Rejeté à sa sortie en 1995 pour son mauvais goût, le film de Paul Verhoeven revient auréolé d’une légende vivace.

«C’est probablement le film le plus élégant que j’aie jamais tourné», affirme Paul Verhoeven dans un article de Rolling Stone en 2015 où il évoque, vingt ans après, la période calamiteuse de son Showgirls aux Etats-Unis, film qui succédait à l’énorme succès de Basic Instinct en 1992. Une provocation, si l’on veut bien considérer que ce récit de l’éducation sociale hardcore d’une jeune danseuse, Nomi Malone (la révélation Elizabeth Berkley qui eut le plus grand mal à retrouver un rôle), à Vegas, avait horrifié jusqu’au fan du cinéaste d’origine hollandaise, passé à Hollywood à la fin des années 80. La violence du rejet public et critique du film à sa sortie – une première pour Verhoeven, champion du box-office depuis Turkish Delight en 1973 – semblait alors une réaction prophylactique pour se débarrasser des saletés ou impuretés que le film se serait ingénié pendant plus de deux heures à déverser sur ses spectateurs innocents, ulcérés de tant de mauvais goût. Pourtant, la même année, sortaient en salles des films aussi violents et outranciers que Seven de David Fincher ou Kids de Larry Clark, et l’académie des oscars avait couronné «meilleur film et meilleur réalisateur» le Braveheart de Mel Gibson. Ce n’est donc pas comme si la salissure Showgirls contaminait à elle seule un monde merveilleux, pur et moralement inflexible. C’est bien sans doute que le film touchait un nerf, une zone sensible ou une limite. Le film est pourtant rapidement réévalué, en particulier en 1998 aussi bien par Quentin Tarantino que par Jacques Rivette qui, dans une interview aux Inrocks,lâche à une population cinéphile sidérée : «Showgirls est l’un des plus grands films américains de ces dernières années. Comme tout Verhoeven, c’est très déplaisant : il s’agit de survivre dans un monde peuplé d’ordures, voilà sa philosophie.»

Simulacre.

Le critique canadien Adam Nayman, qui lui a consacré un panégyrique hilarant en 2014, a lui-même titré son livre It Doesn’t Suck, que l’on pourrait traduire par «Non, ce n’est pas une merde». Pour ce qui concerne Libé, on n’a pas retrouvé trace du moindre papier, sinon un article en 1996 par Philippe Garnier sur Las Vegas au cinéma, où il dit que le film est «celui qui ressemble le plus physiquement à l’endroit : imitatif, vénal et laid comme le péché».Le projet, qui avait failli ne pas se faire après la faillite de la société de production d’origine, Carolco Pictures, avait été repris et financé par le groupe industriel Chargeurs, ce dernier ayant par ailleurs successivement racheté Pathé et… Libération ! En dépit de toutes ces embûches, Showgirls a fini paradoxalement par devenir rentable sur le long terme, ses ventes vidéo ayant largement compensé la contre-performance en salle. Jusqu’à cette reprise de luxe aujourd’hui en version numérique simultanément en blu-ray et salles quelques mois après le retour en forme de Verhoeven avec son premier film en français, Elle.

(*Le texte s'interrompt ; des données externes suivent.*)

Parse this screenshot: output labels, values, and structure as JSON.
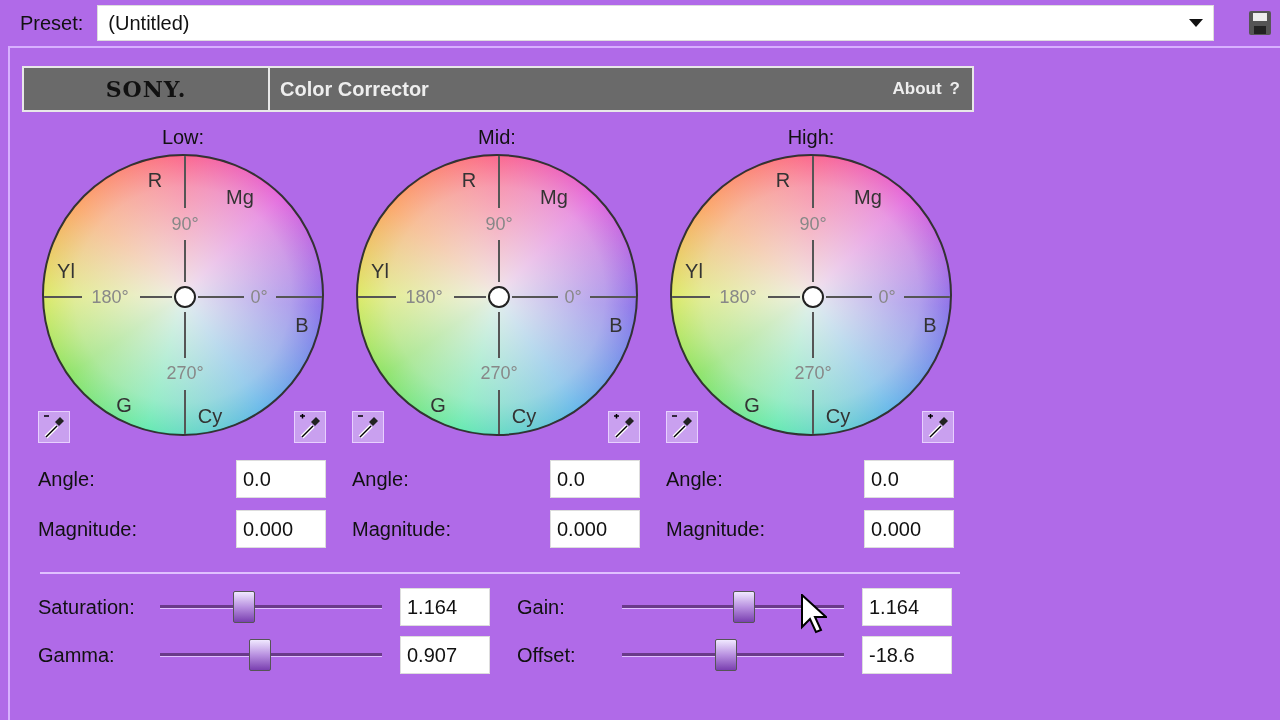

Le Vegas des jeux de hasard et de la mafia qui fascine Scorsese (Casino sort la même année), Verhoeven s’en fout, de même qu’il ne fait à peu près rien de l’ample spectacle clignotant de la ville. Il veut saisir la fureur affirmative d’une quête de soi qui est aussi une fuite en avant au travers d’un monde sans reflets ni envers. Tout ici est un simulacre sans contour, une scène survoltée où défilent à vive allure et dans un barouf absurde de boîtes à rythme détraquées des corps bondissants et disloqués. La synthèse du triomphe et de la chute libre est la (dé)mesure sur laquelle le cinéaste calcule sa mise en scène, et le viol est probablement ce vers quoi converge inexorablement le désordre des désirs et pulsions des uns et des autres négociés et bradés à longueurs de coïts et orgasmes hyperboliques.

Sadien.

Si le casino repose sur l’extase de la dépossession (seule la dette compte), l’univers du show avec ses danseuses quasi nues – que les hommes considèrent de facto non comme des artistes mais comme des putes (ce qui met Nomi Malone hors d’elle) – s’appuie sur une économie symétrique de l’abus (par tricherie, chantage ou par force). Verhoeven, dont le matérialisme sadien est le plus inflexible qu’on puisse observer sur le long cours, ne juge pas, il regarde comment ce monde fonctionne et déraille en une épuisante frénésie qui esthétiquement ressemble à un rêve de partouze berlusconienne, il l’écoute sonner creux et s’égarer dans un désert saumâtre de rêves perdus.